More about "Barbital"

Barbital, also known as barbitone, is a sedative-hypnotic drug that was commonly used as a sleeping aid in the early 20th century.
It belongs to the class of barbiturates, which are central nervous system (CNS) depressants.
Barbital has a calming and relaxing effect on the brain, making it effective for treating insomnia and other sleep-related disorders.
Beyond its use as a sleep aid, Barbital has also been utilized in various research applications.
Researchers can leverage tools like PubCompare.ai to optimize their Barbital-related studies by locating and comparing experimental protocols from literature, preprints, and patents.

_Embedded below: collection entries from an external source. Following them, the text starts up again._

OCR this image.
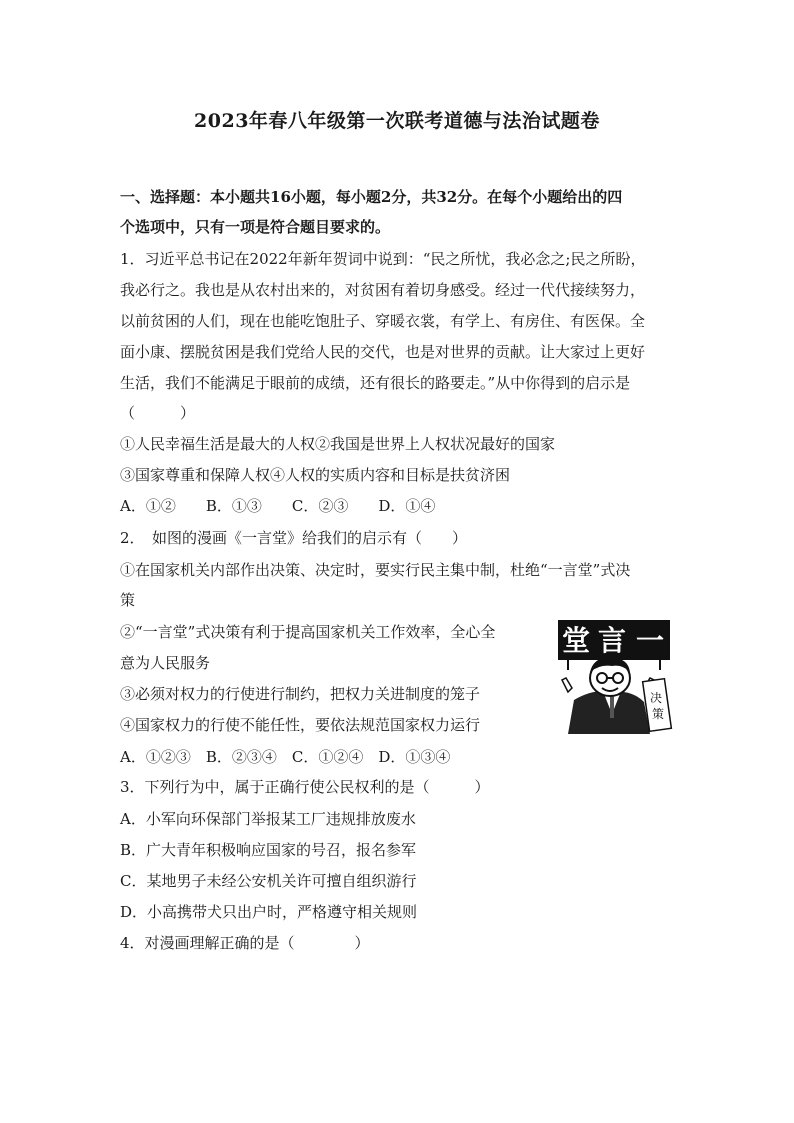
2023年春八年级第一次联考道德与法治试题卷
一、选择题：本小题共16小题，每小题2分，共32分。在每个小题给出的四
个选项中，只有一项是符合题目要求的。
1．习近平总书记在2022年新年贺词中说到：“民之所忧，我必念之;民之所盼，
我必行之。我也是从农村出来的，对贫困有着切身感受。经过一代代接续努力，
以前贫困的人们，现在也能吃饱肚子、穿暖衣裳，有学上、有房住、有医保。全
面小康、摆脱贫困是我们党给人民的交代，也是对世界的贡献。让大家过上更好
生活，我们不能满足于眼前的成绩，还有很长的路要走。”从中你得到的启示是
（　　　）
①人民幸福生活是最大的人权②我国是世界上人权状况最好的国家
③国家尊重和保障人权④人权的实质内容和目标是扶贫济困
A．①②　　B．①③　　C．②③　　D．①④
2．　如图的漫画《一言堂》给我们的启示有（　　）
①在国家机关内部作出决策、决定时，要实行民主集中制，杜绝“一言堂”式决
策
②“一言堂”式决策有利于提高国家机关工作效率，全心全
意为人民服务
③必须对权力的行使进行制约，把权力关进制度的笼子
④国家权力的行使不能任性，要依法规范国家权力运行
A．①②③　B．②③④　C．①②④　D．①③④
堂 言 一
决
策
3．下列行为中，属于正确行使公民权利的是（　　　）
A．小军向环保部门举报某工厂违规排放废水
B．广大青年积极响应国家的号召，报名参军
C．某地男子未经公安机关许可擅自组织游行
D．小高携带犬只出户时，严格遵守相关规则
4．对漫画理解正确的是（　　　　）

These AI-driven comparisons help identify the most accurate and reproducible procedures, enhancing research outcomes and advancing the understanding of Barbital's pharmacological properties.
When conducting Barbital research, researchers may also encounter related compounds and techniques, such as Barbital buffer, Barbital sodium, Sebia Hydragel 15/30 lipoprotein (e) agarose gels, Titan gel electrophoresis chamber, Yeast α-glucosidase, S1389, Pentobarbital sodium, Acetonitrile, Sudan Black, and Infinite M200 spectrofluorimeter.
Understanding the interactions and applications of these related terms can provide valuable insights and contextual information to support Barbital-focused studies.
By incorporating synonyms, related terms, abbreviations, and key subtopics, researchers can optimize their Barbital research and access a wealth of information to advance their investigations.
Experince the power of PubCompare.ai today to enhance your Barbital studies and uncover the most accurate and reproducible experimental procedures.